Persephone herself is a key figure in the myth for taking pity upon Orpheus and permitting Eurydice’s return to the land of the living, on the condition that he not look back, lest he lose her forever. Yet, despite this warning, he could not resist the urge to do so. In medieval times, Orpheus’s backward glance “was a symbol of human weakness, illustrating the way even the most dedicated among us, the holiest, cannot escape those moments of desire for material pleasures.”7

Carl Jung interpreted Orpheus’s “backward glance” as “a symbol of individuation and the achievement of autonomy.”8 Orpheus was fated to lose the love of his life so he would become the renowned mystic and musician he was destined to be. Sometimes the obligations of a relationship can limit one’s ability to pursue the soul’s true calling, and so Orpheus’s romantic hindrance was removed by the force of death, while simultaneously being used as a guiding light to propel him forward.

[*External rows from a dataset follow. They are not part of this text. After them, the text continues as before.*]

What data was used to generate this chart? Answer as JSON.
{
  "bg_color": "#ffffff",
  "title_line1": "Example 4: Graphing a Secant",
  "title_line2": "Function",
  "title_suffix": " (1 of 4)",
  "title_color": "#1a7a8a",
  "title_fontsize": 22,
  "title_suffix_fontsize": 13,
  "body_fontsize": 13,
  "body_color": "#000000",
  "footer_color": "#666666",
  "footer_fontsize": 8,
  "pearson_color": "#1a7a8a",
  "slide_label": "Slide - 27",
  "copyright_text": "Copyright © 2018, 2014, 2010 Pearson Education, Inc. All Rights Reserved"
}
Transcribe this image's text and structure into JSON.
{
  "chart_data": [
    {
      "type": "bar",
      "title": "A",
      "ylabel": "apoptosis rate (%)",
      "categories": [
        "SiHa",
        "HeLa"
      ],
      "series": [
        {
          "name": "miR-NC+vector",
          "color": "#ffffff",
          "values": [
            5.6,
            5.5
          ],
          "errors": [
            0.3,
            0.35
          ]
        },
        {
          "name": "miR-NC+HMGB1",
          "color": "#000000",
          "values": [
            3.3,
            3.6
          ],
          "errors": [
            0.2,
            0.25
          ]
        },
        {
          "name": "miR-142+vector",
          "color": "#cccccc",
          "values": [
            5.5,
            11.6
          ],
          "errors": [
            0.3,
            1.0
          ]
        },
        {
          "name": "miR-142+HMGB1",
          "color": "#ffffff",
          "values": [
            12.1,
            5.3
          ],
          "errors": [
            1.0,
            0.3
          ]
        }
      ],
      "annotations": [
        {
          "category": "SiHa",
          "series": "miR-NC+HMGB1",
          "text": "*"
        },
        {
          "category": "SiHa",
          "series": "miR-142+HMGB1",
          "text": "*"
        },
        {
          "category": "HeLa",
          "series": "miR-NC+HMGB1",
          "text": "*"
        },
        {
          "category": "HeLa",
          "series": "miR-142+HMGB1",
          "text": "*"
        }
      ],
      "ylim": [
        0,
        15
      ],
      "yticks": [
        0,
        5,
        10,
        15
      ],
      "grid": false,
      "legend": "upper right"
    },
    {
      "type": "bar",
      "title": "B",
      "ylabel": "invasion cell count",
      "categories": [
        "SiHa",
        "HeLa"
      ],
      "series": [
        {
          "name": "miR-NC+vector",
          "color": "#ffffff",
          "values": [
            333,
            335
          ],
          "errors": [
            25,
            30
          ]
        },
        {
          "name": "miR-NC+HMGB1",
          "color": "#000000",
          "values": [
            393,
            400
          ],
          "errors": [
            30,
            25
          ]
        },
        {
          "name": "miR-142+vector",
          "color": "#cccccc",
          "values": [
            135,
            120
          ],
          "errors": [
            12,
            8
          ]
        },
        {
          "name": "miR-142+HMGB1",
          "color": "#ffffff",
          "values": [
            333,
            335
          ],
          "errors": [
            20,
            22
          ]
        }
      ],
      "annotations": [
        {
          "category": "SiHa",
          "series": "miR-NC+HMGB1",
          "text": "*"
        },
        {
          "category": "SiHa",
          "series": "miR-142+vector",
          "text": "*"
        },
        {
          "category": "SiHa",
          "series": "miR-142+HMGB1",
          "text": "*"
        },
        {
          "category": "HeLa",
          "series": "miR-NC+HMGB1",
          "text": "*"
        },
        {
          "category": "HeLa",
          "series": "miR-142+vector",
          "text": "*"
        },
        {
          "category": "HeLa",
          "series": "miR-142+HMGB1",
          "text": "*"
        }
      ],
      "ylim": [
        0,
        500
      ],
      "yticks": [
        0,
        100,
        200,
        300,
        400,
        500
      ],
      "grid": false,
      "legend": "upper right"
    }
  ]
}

This poignant insight resonated deeply with me because I have observed in my own life that love lost or unrequited can be a powerful catalyst for personal growth and transformation. Limerence, or romantic obsession for someone unattainable, can serve a higher purpose when it is sublimated into artistic and spiritual pursuits. When I think back on it, it seems that heartbreak was the catalyst for every major breakthrough and turning point in my life, as if the Universe was redirecting me towards something greater, even though I felt devastated at the time. 

The second half of this book contains the “Orphic Charms and the Sacred Songs of Orpheus.” The authors have taken creative liberties with their loose translations of the Orphic Hymns, creating “a poetic work, not a scholarly translation.”9

The charms consist of the cryptic messages that were inscribed on the Orphic golden leaves, which were buried with the deceased as “passwords for the dead, messages to avert forgetfulness.”10 My favorite charm tells the departed initiate what words they must speak to the guardians of the lake of memory in order to drink from it:

“I am a child of earth/and of starry heaven,/but my race is of heaven./This you know./I am parched/and perishing./Give me cold water/from the lake of memory.”11

One of my favorite hymns is addressed to Hermes, who is cleverly described with homophones as the “lover of prophets/and profits”.12 I also adore the hymn to Persephone, in which she is honored as “the star/at the core of the apple.”13 The beautiful aquatic imagery of “The Nereids” reminds me of Hans Christian Andersen’s fairy tale “The Little Mermaid”: “Daughters of Nereus,/you live in the golden castle/at the bottom of the sea./Your steeds are Tritons,/the mermen with wings./You delight in the creatures/of the billowing brine.”14

The Magic of the Orphic Hymns is a poetic odyssey through the history and mystery of Orphism that makes the traditional hymns more accessible to contemporary mystics by rendering them in vivid modern English. Anyone who is curious about the Orphic tradition or interested in revitalizing the hymns in their personal practice will benefit from reading this book. These pages want to be perfumed in incense and awakened with whispered incantations.